The organization ranked 32nd on the assessment list -- the Christian-flavored anti-porn group Enough Is Enough, headed by bimbo-turned-activist Donna Rice Hughes, Flores's former colleague on the Congressionally-appointed Child Online Protection Act commission -- received $750,000, however.

More egregiously, the Best Friends Foundation, an abstinence bandwagon headed by morality maven William Bennett's wife, received $1.1 million -- twice the funding it requested -- despite placing 53rd.

None of the funding recipients offers sex education or provides abortion counseling. At no point in Flores's six years as grant administrator has he permitted grant money to go to any program, group, or agency dealing with gay and lesbian youth.

Of greenbacks & greens

The youth-service journal Youth Today raised questions about the grants earlier this year. Now, with the aid of anonymous former colleagues still at the agency, ex-OJJDP employee Scott Peterson has come forward to accuse Flores of cronyism and fraud. In June, his efforts resulted in a damning investigative report on ABC's Nightline, and hearings before U.S. Rep. Henry Waxman's (D-California) House Committee on Oversight and Government Reform. Subpoenaed to appear, Flores admitted that he had "initially" accepted a free round of golf at a St. Augustine fairway, but denied giving preference to First Tees.

ABC News discovered that Flores met with a World Golf Foundation official in 2007, and subsequently directed DOJ staff to help facilitate First Tee's grant application. Documents smuggled out of the OJJDP by anonymous career employees support Peterson's assertions that Flores routinely ignores the recommendations of DOJ's professional grant reviewers.

Flores was a New York prosecutor before joining the DOJ during the Reagan Administration.
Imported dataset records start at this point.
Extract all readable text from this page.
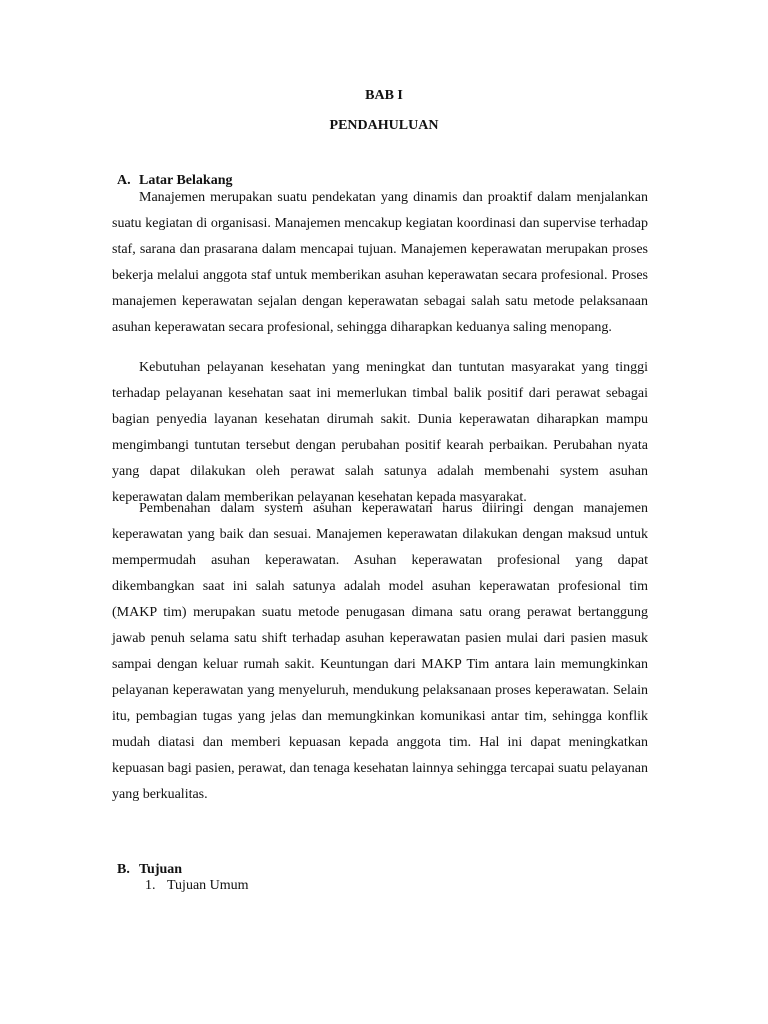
BAB I
PENDAHULUAN

Manajemen merupakan suatu pendekatan yang dinamis dan proaktif dalam menjalankan suatu kegiatan di organisasi. Manajemen mencakup kegiatan koordinasi dan supervise terhadap staf, sarana dan prasarana dalam mencapai tujuan. Manajemen keperawatan merupakan proses bekerja melalui anggota staf untuk memberikan asuhan keperawatan secara profesional. Proses manajemen keperawatan sejalan dengan keperawatan sebagai salah satu metode pelaksanaan asuhan keperawatan secara profesional, sehingga diharapkan keduanya saling menopang.

Kebutuhan pelayanan kesehatan yang meningkat dan tuntutan masyarakat yang tinggi terhadap pelayanan kesehatan saat ini memerlukan timbal balik positif dari perawat sebagai bagian penyedia layanan kesehatan dirumah sakit. Dunia keperawatan diharapkan mampu mengimbangi tuntutan tersebut dengan perubahan positif kearah perbaikan. Perubahan nyata yang dapat dilakukan oleh perawat salah satunya adalah membenahi system asuhan keperawatan dalam memberikan pelayanan kesehatan kepada masyarakat.

Pembenahan dalam system asuhan keperawatan harus diiringi dengan manajemen keperawatan yang baik dan sesuai. Manajemen keperawatan dilakukan dengan maksud untuk mempermudah asuhan keperawatan. Asuhan keperawatan profesional yang dapat dikembangkan saat ini salah satunya adalah model asuhan keperawatan profesional tim (MAKP tim) merupakan suatu metode penugasan dimana satu orang perawat bertanggung jawab penuh selama satu shift terhadap asuhan keperawatan pasien mulai dari pasien masuk sampai dengan keluar rumah sakit. Keuntungan dari MAKP Tim antara lain memungkinkan pelayanan keperawatan yang menyeluruh, mendukung pelaksanaan proses keperawatan. Selain itu, pembagian tugas yang jelas dan memungkinkan komunikasi antar tim, sehingga konflik mudah diatasi dan memberi kepuasan kepada anggota tim. Hal ini dapat meningkatkan kepuasan bagi pasien, perawat, dan tenaga kesehatan lainnya sehingga tercapai suatu pelayanan yang berkualitas.

A. Latar Belakang
B. Tujuan
1. Tujuan Umum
He and notorious anti-porn zealot Bruce Taylor were assigned to Attorney General Ed Meese's National Obscenity Enforcement Unit (NOEU), which in the early '90s became the more ostensibly high-minded Child Exploitation and Obscenity Section (CEOS), with Flores serving for a time as acting deputy chief. He helped conduct constitutionally dubious sting operations and was a driving force behind Operation Innocent Images, targeting putative child-porn trading on AOL.

After Bill Clinton succeeded George H.W. Bush as president, Flores followed Bruce Taylor to the National Law Center for Children and Families, a private, nonprofit resource for porn vigilantes. In 1999 to 2000, Flores served on a commission seeking unsuccessfully to craft a challenge-proof revision of the Child Online Protection Act (COPA), legislation repeatedly blocked and overturned as unconstitutional, most recently in July by the U.S. Third Circurt Court of Appeals.

Early in George W. Bush's two-term reign, Flores returned to the DOJ in his present capacity. His official biography boasts that under his leadership, the Office of Juvenile Justice and Delinquency Prevention has "significantly increased the involvement of faith-based... organizations in its programming." A born-again father of three whose favorite movie is Frank Capra's It's a Wonderful Life, Flores frequently addresses Republican audiences hungry for bromides about old-time values.